- Born: Claire Louise Malcolm 27 July 1982 (age 44) Tunbridge Wells, Kent, England
- Education: Staplehurst School
- Alma mater: Middlesex University
- Label: Hardy Amies
- Awards: Best Menswear Award, BFA

= Claire Malcolm =

British menswear designer (born 1982)

Claire Louise Malcolm (born 27 July 1982 in Tunbridge Wells, Kent) is an English menswear designer and is a designer on Savile Row. Malcolm graduated from Middlesex University with a BA degree in Fashion Design.

==Early career==

===Kim Jones===
In 2006, Malcolm began working for English designer Kim Jones. Malcolm helped produce four collections for his main line, Kim by Kim Jones. This collection was shown in New York City in February 2007, during the Men's Collections show. Malcolm has also assisted and collaborated with Nicola Formichetti, Andre Walker, i-D Magazine, V Man, 10 Men and Arena Homme. She has also worked with Savile Row tailors Norton & Sons.
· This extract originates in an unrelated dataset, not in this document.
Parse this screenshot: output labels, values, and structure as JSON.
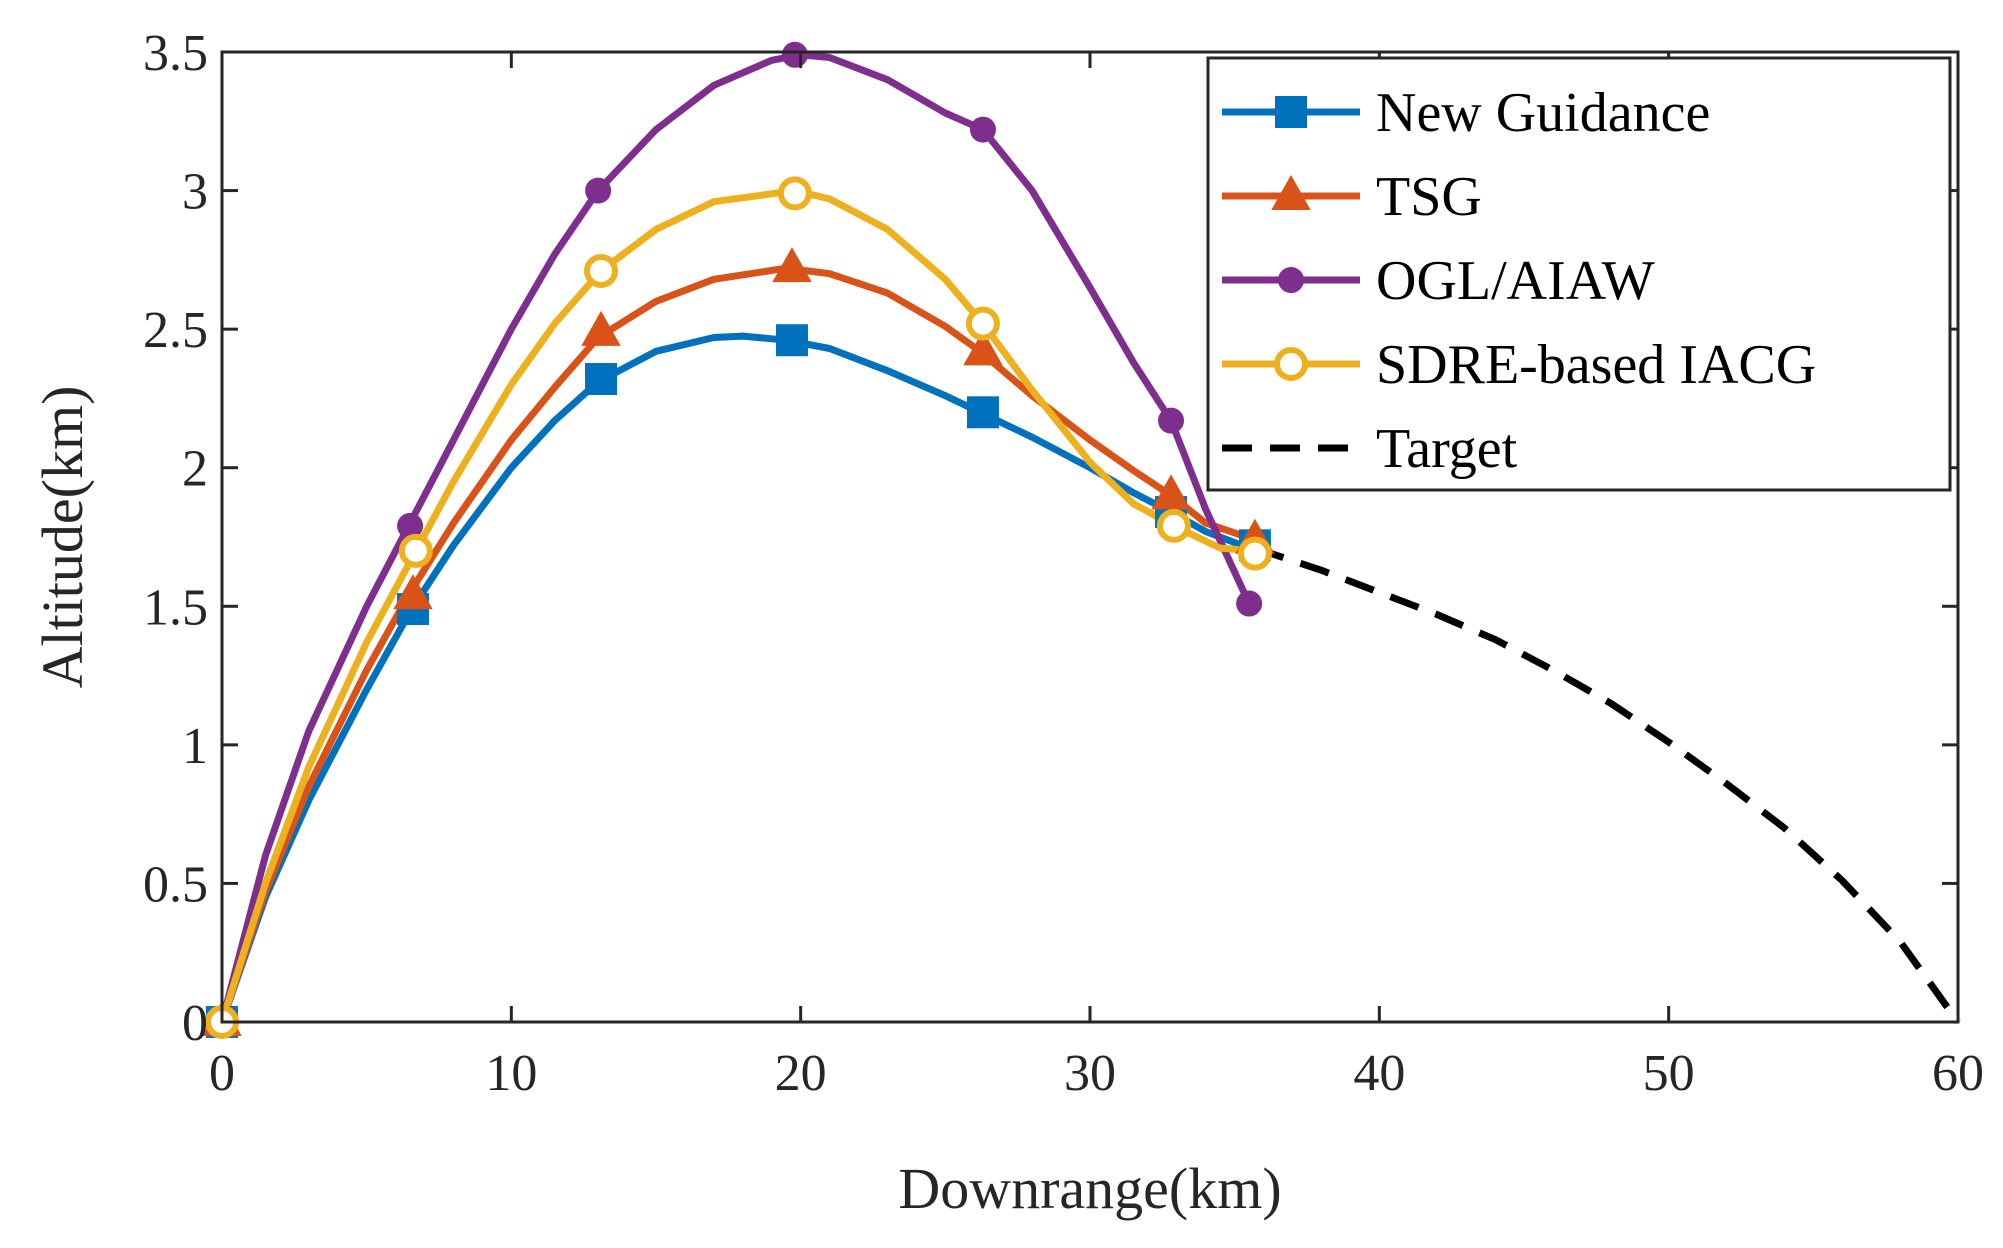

===Kanye West (Pastelle)===
Between 2008 and 2009, Malcolm helped develop the fashion line, "Pastelle" for Kanye West.

===E.Tautz===
In 2009, Malcolm moved permanently to Savile Row, working for Patrick Grant of Norton & Sons as the designer for his E.Tautz label, a forgotten military brand from which Grant wanted to develop a ready-to-wear branch of his tailoring house. Between 2009 and 2010, Malcolm designed both the SS10 and AW10 collections, subsequently winning E.Tautz the award for "Best Menswear" at the British Fashion Awards 2010.

===Hardy Amies===
In 2010, Malcolm was offered the position of Designer at the British fashion brand, Hardy Amies on Savile Row, presenting her first Salon show at London Fashion Week AW11. Malcolm drew on the period of Hardy Amies' life when he was a prominent figure on the European society circuit in the 1930s:

The label is now firmly back on the fashion map with a feel of Tom Ford about it, but with an English twist. These are leisure clothes in luxury fabrics such as the structured and unstructured blazers in Prince of Wales and windowpane check and midnight blue tuxedos with silk crêpe-de-chine shirts.